Je parcours les terres ordinaires de Clinchamp, le coeur telle une plume,
le pas comme une aile, les idées en pleine altitude, inspiré par les muses de
la platitude, à l'affût de la moindre insignifiance, émerveillé par les
fulgurantes banalités que je croise.
Ne m'attendant à aucune déception, je me retrouve face à d'autres surprises
que celles auxquelles j'aurais pu être confronté.

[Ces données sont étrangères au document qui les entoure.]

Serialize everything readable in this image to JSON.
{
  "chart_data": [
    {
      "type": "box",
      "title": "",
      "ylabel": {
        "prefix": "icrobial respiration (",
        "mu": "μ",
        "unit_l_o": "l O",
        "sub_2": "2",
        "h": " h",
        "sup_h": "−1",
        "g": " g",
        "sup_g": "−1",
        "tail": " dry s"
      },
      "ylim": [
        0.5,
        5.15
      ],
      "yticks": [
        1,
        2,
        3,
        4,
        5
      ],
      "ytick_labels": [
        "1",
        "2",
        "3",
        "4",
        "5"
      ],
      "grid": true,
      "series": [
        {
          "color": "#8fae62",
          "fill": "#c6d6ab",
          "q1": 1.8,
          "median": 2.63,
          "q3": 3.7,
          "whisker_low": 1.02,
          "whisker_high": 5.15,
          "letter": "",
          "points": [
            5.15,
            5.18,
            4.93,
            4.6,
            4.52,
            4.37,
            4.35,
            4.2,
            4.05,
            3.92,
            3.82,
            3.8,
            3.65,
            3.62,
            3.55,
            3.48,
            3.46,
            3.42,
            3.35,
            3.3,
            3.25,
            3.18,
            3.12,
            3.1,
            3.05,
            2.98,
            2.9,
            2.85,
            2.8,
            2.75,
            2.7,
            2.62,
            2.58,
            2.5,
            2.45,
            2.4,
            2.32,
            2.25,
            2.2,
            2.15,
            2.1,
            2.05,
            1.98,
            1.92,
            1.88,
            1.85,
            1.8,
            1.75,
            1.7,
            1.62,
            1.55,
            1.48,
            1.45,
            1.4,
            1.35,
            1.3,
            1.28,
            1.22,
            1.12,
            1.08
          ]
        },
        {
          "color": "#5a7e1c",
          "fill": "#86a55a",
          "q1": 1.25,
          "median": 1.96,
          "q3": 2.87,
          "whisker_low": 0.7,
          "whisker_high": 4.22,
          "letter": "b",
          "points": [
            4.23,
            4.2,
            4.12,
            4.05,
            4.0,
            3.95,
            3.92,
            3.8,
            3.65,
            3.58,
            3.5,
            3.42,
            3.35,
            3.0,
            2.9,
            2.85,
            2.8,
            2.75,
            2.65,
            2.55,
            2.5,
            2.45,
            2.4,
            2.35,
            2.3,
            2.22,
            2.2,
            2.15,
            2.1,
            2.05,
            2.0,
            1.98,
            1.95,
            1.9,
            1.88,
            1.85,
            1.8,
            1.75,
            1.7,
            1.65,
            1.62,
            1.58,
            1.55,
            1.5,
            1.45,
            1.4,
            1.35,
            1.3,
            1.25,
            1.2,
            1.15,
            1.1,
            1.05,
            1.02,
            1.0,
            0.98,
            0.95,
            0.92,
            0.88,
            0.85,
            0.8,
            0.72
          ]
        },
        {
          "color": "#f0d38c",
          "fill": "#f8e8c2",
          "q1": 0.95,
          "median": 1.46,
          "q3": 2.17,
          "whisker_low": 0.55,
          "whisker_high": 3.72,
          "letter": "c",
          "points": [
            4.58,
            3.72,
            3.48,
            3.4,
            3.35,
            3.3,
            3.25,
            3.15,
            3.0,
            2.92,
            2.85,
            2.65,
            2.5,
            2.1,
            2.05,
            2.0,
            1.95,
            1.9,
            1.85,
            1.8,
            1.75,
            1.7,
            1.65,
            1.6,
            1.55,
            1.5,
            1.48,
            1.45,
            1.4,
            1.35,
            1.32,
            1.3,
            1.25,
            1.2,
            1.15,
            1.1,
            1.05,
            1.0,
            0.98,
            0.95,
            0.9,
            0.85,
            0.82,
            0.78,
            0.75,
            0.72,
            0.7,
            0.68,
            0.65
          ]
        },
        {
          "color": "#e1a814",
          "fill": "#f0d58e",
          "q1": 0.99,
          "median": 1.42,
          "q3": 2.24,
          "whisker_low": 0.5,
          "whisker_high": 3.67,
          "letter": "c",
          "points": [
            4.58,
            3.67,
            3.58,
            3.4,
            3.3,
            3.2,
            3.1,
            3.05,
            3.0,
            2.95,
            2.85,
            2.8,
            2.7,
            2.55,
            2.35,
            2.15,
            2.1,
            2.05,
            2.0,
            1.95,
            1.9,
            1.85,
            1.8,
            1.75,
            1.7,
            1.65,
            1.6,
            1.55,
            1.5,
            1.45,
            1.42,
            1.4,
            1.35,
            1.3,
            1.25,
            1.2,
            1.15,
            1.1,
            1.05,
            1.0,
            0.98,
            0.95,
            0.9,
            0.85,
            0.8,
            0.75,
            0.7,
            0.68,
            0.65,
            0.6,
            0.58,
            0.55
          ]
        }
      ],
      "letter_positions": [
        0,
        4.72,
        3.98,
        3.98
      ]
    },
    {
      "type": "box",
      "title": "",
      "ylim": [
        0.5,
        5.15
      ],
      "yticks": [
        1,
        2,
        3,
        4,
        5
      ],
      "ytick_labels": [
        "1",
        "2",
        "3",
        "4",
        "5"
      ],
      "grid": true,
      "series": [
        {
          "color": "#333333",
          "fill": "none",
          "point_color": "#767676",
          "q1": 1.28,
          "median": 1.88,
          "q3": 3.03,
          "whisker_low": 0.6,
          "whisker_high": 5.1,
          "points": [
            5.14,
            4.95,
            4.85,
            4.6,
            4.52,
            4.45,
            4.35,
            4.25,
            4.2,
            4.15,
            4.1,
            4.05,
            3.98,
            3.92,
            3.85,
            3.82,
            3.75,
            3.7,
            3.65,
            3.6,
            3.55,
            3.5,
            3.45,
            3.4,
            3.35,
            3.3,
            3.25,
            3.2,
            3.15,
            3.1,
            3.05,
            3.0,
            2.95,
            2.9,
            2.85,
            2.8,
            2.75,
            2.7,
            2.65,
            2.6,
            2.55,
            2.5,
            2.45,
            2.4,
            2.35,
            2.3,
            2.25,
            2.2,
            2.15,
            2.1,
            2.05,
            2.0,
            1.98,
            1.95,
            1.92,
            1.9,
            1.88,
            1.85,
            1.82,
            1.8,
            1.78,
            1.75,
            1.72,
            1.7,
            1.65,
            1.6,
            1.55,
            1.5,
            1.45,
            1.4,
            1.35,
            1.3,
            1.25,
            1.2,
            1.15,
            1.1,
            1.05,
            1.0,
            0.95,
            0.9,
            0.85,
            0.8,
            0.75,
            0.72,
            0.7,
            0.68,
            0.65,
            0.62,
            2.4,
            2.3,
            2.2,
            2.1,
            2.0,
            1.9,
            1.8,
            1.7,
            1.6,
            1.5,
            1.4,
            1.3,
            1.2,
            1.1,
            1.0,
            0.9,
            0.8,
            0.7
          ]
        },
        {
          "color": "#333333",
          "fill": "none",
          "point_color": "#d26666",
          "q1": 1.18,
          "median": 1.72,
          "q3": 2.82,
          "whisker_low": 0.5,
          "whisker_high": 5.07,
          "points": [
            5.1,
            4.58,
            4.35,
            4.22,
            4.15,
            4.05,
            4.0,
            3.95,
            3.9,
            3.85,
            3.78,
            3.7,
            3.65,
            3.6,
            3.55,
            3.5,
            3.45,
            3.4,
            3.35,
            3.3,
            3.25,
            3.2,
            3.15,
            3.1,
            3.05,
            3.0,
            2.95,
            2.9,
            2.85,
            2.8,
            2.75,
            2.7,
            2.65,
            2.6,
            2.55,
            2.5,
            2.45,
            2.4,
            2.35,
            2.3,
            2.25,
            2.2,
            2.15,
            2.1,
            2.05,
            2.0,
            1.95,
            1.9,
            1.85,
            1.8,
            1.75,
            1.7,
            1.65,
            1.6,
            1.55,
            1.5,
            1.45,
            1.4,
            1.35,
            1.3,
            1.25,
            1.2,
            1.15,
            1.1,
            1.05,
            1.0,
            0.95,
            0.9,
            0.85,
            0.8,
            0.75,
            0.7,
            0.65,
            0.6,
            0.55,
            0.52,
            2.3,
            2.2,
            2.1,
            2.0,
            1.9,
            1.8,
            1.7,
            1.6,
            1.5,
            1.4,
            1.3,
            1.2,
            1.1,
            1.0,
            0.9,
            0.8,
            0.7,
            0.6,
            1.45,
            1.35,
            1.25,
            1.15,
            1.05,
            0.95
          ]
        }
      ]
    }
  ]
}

Ainsi la poussière, les cailloux, les herbes, les fossés, les arbustes et
buissons prennent des allures nouvelles : ce ne sont plus de simples éléments
inertes de la campagne que je vois, mais des signes, des présences, des phares
qui jalonnent mon humble aventure initiatique. Des existences muettes,
discrètes, devenues presque invisibles aux yeux du commun, mais vibrantes sous
mon regard, faisant partie d'un quotidien secret, enfoui, mystérieux...
Bref, je traverse cet univers trivial les semelles alourdies par les
pesanteurs du sol, mais l'âme à la verticale.
Heureux de mon sort de flâneur, vagabondant avec mes rêves pour toutes
compagnies, je me promène là où nul ne vient jamais s'égarer, précisément parce
qu'il n'y a rien à voir, rien à faire, rien à gagner.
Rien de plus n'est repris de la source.